The Tour Montparnasse, currently the tallest building in Paris, will be fully vacated and closed to the public on 31 March, marking a decisive step toward its long-planned renovation and transformation. The announcement was made at a meeting held at Paris City Hall, where Frédéric Lemos, representing one of the building’s co-owners, confirmed that preparatory measures are now formally underway.

According to Lemos, the tower’s co-owners voted by an overwhelming 99.5 percent on 19 December 2025 to proceed with the closure, following recommendations from the Île-de-France Prefecture and the Paris Prefecture to accelerate the renovation process. In a joint letter dated 14 November 2025, the authorities had urged the rapid closure of the building to the public, citing safety concerns, including the presence of asbestos, and calling for action no later than early 2026.
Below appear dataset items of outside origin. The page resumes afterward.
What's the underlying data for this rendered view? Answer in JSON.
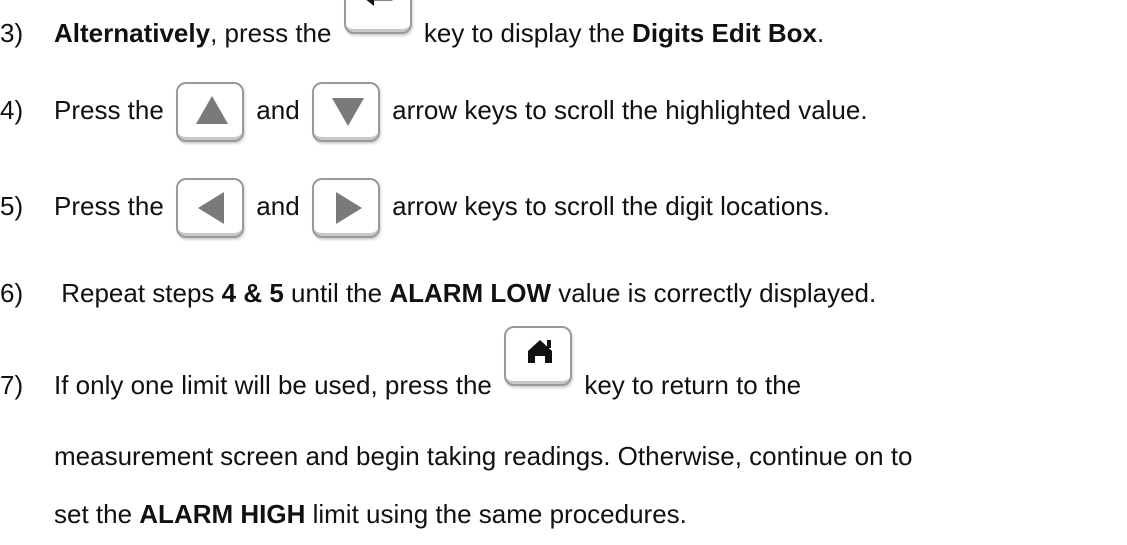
{
  "steps": [
    {
      "number": "3)",
      "lead": "Alternatively",
      "t1": ", press the ",
      "t2": " key to display the ",
      "b2": "Digits Edit Box",
      "t3": "."
    },
    {
      "number": "4)",
      "t1": "Press the ",
      "t2": " and ",
      "t3": " arrow keys to scroll the highlighted value."
    },
    {
      "number": "5)",
      "t1": "Press the ",
      "t2": " and ",
      "t3": " arrow keys to scroll the digit locations."
    },
    {
      "number": "6)",
      "t1": " Repeat steps ",
      "b1": "4 & 5",
      "t2": " until the ",
      "b2": "ALARM LOW",
      "t3": " value is correctly displayed."
    },
    {
      "number": "7)",
      "t1": "If only one limit will be used, press the ",
      "t2": " key to return to the",
      "line2": "measurement screen and begin taking readings.  Otherwise, continue on to",
      "line3a": "set the ",
      "line3b": "ALARM HIGH",
      "line3c": " limit using the same procedures."
    }
  ],
  "icons": {
    "enter": "enter-key-icon",
    "up": "up-arrow-key-icon",
    "down": "down-arrow-key-icon",
    "left": "left-arrow-key-icon",
    "right": "right-arrow-key-icon",
    "home": "home-key-icon"
  },
  "colors": {
    "text": "#111111",
    "key_border": "#9a9a9a",
    "key_glyph": "#7a7a7a",
    "home_glyph": "#111111"
  }
}
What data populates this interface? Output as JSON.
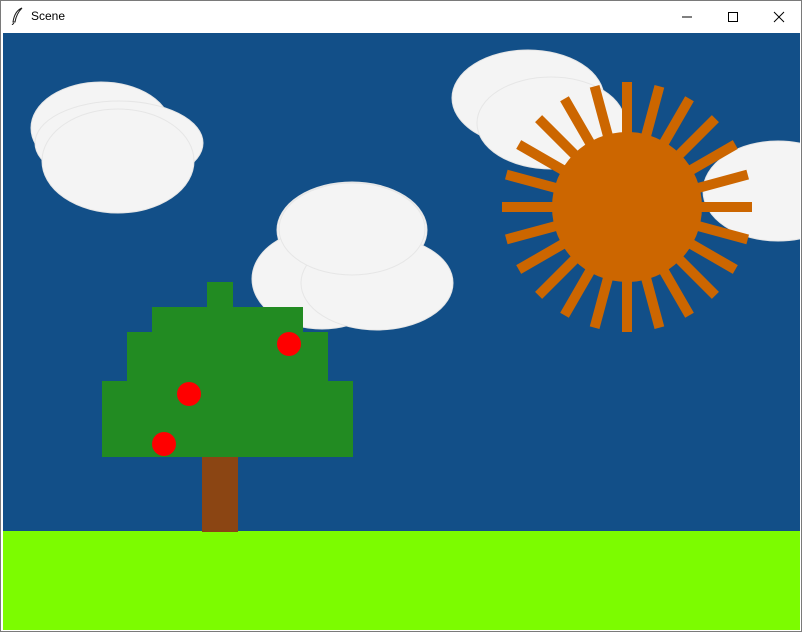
{
  "window": {
    "title": "Scene",
    "controls": [
      "minimize",
      "maximize",
      "close"
    ]
  },
  "icons": {
    "app": "feather-icon",
    "minimize": "minimize-icon",
    "maximize": "maximize-icon",
    "close": "close-icon"
  },
  "scene": {
    "colors": {
      "sky": "#124f88",
      "grass": "#7cfc00",
      "cloud": "#f4f4f4",
      "cloud_edge": "#e6e6e6",
      "sun": "#cc6600",
      "leaves": "#228b22",
      "trunk": "#8b4513",
      "apple": "#ff0000"
    },
    "sun_rays": 24,
    "apples": 3,
    "clouds": 4
  }
}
Renovation work is expected to begin after the summer of 2026, following the signing of a protocol with the City to advance the restructuring of the adjacent Maine Montparnasse shopping center. The redevelopment will see the 209-meter-high building comprehensively reimagined as a mixed-use structure, incorporating a hotel, retail spaces, and services, and crowned by an agricultural greenhouse. The project is estimated to exceed €600 million and is anticipated to take approximately four years to complete.

These steps signal the most significant shift for Tour Montparnasse since its completion in 1973, setting the stage for a transformation intended to reposition one of Paris’s most debated high-rise buildings within the city’s contemporary urban fabric.